By conventional techniques, the control of the architecture and the composition of the support along with the shape, size, and distribution of pores is very limited; 3D Bioprinting has become a successful technique to overcome these issues. Using computer aided design, 3D printing enables the construction of tissues from commonly used medical images, such as those obtained by magnetic resonance, X-ray, and computed tomography (CT) scan. 3D Bioprinting prints living cell systems, with or without support by using a specific material called bioink, which would be the equivalent of the extracellular matrix constituents [42]. One of the major issues in bioprinting is to maintain the cell viability both during and after printing. The most suitable techniques with better results are: SLA and printing-based inkjet [43]. An additional problem is the printing of the vascular networks of organs and tissues which still has not been resolved but, it is estimated that in less than 20 years it will be possible to print a complete and perfect heart [23].

At the moment, 3D Bioprinting has been successful in creating knee meniscus, heart valves, artificial ear, as well as designing a custom-made biorreabsorbable trachea which already has been implanted in a neonate with tracheobroncomalacia [23].

5. Conclusions

Three-dimensional printing has become a useful and potential tool for the pharmaceutical sector, leading to personalised medicine focused on the patients’ needs.

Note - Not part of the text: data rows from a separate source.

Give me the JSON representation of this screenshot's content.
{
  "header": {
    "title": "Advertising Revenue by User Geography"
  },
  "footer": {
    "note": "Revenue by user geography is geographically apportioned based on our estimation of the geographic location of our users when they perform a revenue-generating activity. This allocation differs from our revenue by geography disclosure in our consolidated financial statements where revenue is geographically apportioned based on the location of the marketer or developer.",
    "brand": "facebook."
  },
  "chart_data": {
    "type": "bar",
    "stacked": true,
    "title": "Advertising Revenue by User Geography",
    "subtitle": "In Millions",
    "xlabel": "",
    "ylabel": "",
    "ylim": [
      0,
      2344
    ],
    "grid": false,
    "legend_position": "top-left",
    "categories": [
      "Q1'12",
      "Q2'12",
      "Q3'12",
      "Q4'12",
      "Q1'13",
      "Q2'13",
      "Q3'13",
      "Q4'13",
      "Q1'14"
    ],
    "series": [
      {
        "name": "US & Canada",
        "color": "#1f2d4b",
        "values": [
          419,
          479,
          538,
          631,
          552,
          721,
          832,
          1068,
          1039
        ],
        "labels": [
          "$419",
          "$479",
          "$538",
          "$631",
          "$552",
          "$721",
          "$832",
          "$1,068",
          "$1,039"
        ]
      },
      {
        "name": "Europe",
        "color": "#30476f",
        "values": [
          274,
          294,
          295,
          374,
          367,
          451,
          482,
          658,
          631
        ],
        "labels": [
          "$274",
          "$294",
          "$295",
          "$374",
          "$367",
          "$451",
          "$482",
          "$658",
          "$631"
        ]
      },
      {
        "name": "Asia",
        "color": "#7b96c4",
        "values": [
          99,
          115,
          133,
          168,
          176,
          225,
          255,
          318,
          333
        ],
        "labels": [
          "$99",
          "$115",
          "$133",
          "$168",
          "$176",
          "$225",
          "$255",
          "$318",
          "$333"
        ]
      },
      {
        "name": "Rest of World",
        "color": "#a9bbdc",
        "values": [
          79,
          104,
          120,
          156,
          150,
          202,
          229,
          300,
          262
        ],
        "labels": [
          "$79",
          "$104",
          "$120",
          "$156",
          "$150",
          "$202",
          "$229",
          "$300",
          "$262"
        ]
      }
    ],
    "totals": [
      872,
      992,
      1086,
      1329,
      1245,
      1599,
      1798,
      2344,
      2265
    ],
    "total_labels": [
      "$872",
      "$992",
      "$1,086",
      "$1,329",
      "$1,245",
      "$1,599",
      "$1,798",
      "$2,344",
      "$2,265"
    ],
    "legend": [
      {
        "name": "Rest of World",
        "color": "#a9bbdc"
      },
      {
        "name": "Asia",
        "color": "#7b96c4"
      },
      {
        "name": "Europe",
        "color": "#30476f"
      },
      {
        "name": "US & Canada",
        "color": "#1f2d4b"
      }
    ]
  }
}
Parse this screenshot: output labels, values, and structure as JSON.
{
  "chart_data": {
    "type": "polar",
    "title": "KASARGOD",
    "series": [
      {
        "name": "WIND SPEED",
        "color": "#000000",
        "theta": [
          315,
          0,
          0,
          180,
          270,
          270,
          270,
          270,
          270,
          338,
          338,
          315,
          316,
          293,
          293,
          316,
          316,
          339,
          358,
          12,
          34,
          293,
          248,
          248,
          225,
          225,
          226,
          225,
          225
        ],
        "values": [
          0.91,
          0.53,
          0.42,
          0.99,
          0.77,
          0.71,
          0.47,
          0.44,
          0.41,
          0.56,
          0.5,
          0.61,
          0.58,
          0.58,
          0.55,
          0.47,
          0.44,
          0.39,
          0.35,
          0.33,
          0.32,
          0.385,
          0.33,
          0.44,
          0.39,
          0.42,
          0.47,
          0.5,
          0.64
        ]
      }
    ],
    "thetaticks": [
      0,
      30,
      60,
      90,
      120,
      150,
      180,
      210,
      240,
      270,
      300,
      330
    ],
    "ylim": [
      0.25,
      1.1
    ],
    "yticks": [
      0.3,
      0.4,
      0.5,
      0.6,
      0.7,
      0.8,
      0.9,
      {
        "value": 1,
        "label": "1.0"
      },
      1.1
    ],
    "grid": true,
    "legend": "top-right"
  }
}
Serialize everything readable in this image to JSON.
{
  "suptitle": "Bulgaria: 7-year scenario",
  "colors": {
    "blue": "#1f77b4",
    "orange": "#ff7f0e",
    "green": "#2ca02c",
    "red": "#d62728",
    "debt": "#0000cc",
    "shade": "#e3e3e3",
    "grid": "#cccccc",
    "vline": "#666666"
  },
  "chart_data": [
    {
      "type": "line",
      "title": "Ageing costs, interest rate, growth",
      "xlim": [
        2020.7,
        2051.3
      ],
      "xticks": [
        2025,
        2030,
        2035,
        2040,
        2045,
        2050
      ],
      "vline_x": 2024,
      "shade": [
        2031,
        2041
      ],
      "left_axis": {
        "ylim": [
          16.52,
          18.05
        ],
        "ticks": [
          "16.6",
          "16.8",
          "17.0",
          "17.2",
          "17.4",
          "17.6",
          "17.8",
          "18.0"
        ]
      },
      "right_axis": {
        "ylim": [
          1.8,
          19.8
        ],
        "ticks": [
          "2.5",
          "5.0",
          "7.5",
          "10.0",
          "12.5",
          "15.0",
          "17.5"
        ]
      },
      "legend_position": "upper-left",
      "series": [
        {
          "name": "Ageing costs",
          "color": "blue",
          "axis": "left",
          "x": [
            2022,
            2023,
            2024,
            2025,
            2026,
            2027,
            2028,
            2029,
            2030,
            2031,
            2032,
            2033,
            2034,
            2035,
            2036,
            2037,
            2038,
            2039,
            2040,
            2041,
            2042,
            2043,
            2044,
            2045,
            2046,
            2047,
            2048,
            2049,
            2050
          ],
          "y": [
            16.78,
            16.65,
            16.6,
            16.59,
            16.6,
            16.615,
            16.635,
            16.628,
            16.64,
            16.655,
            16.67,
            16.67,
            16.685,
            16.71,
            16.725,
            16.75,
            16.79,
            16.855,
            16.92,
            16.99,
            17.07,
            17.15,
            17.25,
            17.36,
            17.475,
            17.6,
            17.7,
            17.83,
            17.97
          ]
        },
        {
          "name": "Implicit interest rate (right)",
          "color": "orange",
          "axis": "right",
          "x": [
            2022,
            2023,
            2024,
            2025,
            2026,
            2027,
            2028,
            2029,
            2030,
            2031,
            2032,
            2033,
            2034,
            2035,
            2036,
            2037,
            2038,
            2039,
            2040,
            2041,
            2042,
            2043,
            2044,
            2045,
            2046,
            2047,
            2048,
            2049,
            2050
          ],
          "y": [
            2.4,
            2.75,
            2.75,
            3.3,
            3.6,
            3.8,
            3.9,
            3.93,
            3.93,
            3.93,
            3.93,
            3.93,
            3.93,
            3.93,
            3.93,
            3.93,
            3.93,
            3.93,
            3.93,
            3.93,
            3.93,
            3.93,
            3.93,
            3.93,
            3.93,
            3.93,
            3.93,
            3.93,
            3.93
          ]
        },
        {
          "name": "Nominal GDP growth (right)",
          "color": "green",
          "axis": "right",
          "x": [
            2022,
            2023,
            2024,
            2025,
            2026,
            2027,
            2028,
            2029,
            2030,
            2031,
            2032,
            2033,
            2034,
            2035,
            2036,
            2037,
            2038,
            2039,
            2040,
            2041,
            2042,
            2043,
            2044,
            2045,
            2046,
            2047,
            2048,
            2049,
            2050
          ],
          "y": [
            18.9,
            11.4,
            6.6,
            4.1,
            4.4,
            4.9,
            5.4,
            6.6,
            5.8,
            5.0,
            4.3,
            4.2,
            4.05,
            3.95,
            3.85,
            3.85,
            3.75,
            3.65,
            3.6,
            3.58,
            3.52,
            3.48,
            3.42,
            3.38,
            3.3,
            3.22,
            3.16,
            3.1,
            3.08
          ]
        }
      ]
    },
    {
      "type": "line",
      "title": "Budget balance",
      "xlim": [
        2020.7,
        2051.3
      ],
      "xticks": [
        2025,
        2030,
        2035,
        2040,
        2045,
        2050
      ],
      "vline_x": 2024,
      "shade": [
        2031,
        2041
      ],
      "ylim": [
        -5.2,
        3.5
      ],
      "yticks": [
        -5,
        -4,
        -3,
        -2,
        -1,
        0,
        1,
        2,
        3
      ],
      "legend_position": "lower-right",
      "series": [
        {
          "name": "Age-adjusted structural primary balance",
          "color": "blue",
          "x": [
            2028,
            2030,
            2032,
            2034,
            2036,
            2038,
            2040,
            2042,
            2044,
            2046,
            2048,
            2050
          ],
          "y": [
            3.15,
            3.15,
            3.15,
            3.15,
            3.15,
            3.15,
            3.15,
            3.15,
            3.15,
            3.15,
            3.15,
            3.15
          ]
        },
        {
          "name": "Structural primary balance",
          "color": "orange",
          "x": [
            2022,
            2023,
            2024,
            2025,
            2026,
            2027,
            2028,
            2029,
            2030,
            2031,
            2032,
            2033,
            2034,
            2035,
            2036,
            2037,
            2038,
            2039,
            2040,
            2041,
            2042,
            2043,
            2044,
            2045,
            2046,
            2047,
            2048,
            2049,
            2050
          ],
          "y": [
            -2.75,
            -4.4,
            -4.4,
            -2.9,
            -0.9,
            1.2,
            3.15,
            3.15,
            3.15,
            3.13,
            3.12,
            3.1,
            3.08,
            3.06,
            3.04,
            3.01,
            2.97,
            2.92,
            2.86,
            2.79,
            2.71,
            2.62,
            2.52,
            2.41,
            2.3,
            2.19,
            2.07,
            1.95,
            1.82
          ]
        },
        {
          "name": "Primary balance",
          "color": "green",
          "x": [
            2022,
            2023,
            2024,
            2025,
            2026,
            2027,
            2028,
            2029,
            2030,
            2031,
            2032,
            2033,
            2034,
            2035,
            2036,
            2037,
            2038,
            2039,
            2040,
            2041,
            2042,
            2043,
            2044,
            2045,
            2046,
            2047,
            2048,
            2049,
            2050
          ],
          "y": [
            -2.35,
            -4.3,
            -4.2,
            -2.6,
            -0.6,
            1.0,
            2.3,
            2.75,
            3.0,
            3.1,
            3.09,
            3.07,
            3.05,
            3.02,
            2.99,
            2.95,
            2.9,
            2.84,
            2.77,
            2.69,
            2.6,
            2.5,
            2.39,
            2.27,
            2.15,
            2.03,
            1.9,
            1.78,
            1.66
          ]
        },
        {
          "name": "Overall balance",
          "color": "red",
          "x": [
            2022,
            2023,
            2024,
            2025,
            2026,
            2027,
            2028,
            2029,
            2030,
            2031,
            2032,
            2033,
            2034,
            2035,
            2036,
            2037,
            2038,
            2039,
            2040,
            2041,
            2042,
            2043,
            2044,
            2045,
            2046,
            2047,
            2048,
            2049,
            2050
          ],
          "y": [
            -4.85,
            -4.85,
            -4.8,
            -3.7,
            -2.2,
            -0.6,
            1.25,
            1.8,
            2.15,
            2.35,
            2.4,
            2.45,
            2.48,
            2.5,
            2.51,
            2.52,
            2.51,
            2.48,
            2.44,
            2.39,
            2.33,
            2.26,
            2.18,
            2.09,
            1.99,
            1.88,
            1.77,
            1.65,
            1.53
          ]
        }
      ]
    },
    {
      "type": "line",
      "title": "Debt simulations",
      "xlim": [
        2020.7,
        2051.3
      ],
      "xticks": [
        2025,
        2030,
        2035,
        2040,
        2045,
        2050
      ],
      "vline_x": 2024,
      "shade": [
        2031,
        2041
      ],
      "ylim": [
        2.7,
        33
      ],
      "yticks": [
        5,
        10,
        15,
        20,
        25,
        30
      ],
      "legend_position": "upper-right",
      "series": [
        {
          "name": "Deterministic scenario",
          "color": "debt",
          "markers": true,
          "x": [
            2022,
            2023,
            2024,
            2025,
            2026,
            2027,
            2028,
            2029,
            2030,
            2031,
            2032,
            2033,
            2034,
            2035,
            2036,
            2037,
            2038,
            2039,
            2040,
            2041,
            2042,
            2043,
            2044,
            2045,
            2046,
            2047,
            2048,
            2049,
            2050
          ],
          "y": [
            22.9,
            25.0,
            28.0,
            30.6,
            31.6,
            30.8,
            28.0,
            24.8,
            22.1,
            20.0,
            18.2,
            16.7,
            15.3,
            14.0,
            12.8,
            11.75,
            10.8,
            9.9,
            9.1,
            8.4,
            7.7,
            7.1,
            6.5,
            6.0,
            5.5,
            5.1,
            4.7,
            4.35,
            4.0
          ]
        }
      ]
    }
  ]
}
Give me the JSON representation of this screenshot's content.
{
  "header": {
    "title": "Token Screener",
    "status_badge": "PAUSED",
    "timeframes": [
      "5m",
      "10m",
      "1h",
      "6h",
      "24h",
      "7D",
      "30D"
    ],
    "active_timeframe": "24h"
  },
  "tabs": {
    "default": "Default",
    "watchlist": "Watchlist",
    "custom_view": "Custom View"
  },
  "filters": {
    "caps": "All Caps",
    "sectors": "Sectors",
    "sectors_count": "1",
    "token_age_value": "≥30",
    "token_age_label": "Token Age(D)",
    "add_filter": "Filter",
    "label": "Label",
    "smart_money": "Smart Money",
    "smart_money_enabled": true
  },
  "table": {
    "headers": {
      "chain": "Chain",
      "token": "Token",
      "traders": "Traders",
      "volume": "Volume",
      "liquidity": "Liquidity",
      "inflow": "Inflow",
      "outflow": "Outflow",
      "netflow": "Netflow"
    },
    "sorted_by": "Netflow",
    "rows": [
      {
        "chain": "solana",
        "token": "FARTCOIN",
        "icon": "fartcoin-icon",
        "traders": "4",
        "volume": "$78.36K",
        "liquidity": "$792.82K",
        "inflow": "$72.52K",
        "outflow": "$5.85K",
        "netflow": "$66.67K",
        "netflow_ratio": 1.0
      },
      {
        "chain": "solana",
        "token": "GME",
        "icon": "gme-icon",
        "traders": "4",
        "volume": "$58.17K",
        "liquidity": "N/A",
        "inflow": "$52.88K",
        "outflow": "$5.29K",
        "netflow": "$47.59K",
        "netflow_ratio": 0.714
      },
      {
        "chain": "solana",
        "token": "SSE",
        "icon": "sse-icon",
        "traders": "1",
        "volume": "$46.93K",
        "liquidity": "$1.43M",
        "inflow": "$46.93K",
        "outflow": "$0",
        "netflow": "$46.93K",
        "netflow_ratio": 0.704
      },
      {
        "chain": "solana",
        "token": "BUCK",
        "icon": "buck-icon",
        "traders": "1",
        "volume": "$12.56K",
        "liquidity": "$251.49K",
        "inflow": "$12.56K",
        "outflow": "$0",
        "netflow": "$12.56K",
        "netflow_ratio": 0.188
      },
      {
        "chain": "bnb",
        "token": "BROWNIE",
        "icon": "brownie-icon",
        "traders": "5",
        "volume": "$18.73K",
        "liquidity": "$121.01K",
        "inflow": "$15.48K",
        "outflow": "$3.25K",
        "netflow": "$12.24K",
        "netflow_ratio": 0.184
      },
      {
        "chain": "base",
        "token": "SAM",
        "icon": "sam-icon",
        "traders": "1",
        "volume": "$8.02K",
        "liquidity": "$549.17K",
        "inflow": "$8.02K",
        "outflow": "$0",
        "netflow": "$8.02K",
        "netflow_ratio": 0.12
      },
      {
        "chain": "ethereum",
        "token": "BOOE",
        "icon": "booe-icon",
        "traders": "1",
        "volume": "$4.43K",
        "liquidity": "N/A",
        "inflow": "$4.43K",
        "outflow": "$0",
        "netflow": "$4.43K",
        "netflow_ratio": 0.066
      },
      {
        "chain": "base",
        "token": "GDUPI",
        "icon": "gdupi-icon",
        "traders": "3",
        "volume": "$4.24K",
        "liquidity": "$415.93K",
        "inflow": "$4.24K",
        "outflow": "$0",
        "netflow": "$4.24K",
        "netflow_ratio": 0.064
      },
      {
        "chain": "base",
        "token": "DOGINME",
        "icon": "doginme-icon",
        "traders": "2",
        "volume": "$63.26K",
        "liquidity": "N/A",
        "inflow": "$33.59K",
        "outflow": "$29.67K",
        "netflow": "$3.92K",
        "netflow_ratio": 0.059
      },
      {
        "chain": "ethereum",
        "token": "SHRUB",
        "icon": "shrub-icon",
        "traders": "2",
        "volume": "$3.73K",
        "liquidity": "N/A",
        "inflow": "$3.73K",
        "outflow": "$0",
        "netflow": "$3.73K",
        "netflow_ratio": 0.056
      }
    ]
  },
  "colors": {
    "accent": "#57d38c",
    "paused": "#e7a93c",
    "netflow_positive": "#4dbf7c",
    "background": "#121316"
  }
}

It offers numerous advantages, such as increasing the cost efficiency and the manufacturing speed, since a RP can be done in a matter of minutes. However, there is still a significant barrier to ensure that 3D printed medicines have the same efficacy, safety, and stability as the pharmaceuticals conventionally manufactured by the Pharmaceutical Industry. Regarding the establishment of guidelines, laws, quality systems and safety of use and consumption of 3D printed medicines, it is a great challenge for the regulatory authorities entailing great obstacles, given the traditional requirements by the pharmaceutical sector.

However, the perspective of the regulatory authorities is adapting fast to the real world and patient’s needs. The FDA developed in 2016 a new guidance entitled “Technical Considerations for Additive Manufactured Devices” in order to provide the FDA’s initial thinking on technical considerations associated with AM processes, and recommendations for testing and the characterization for devices that include at least one AM fabrication step [44]. This is just the beginning of the revolution of drug manufacturing techniques.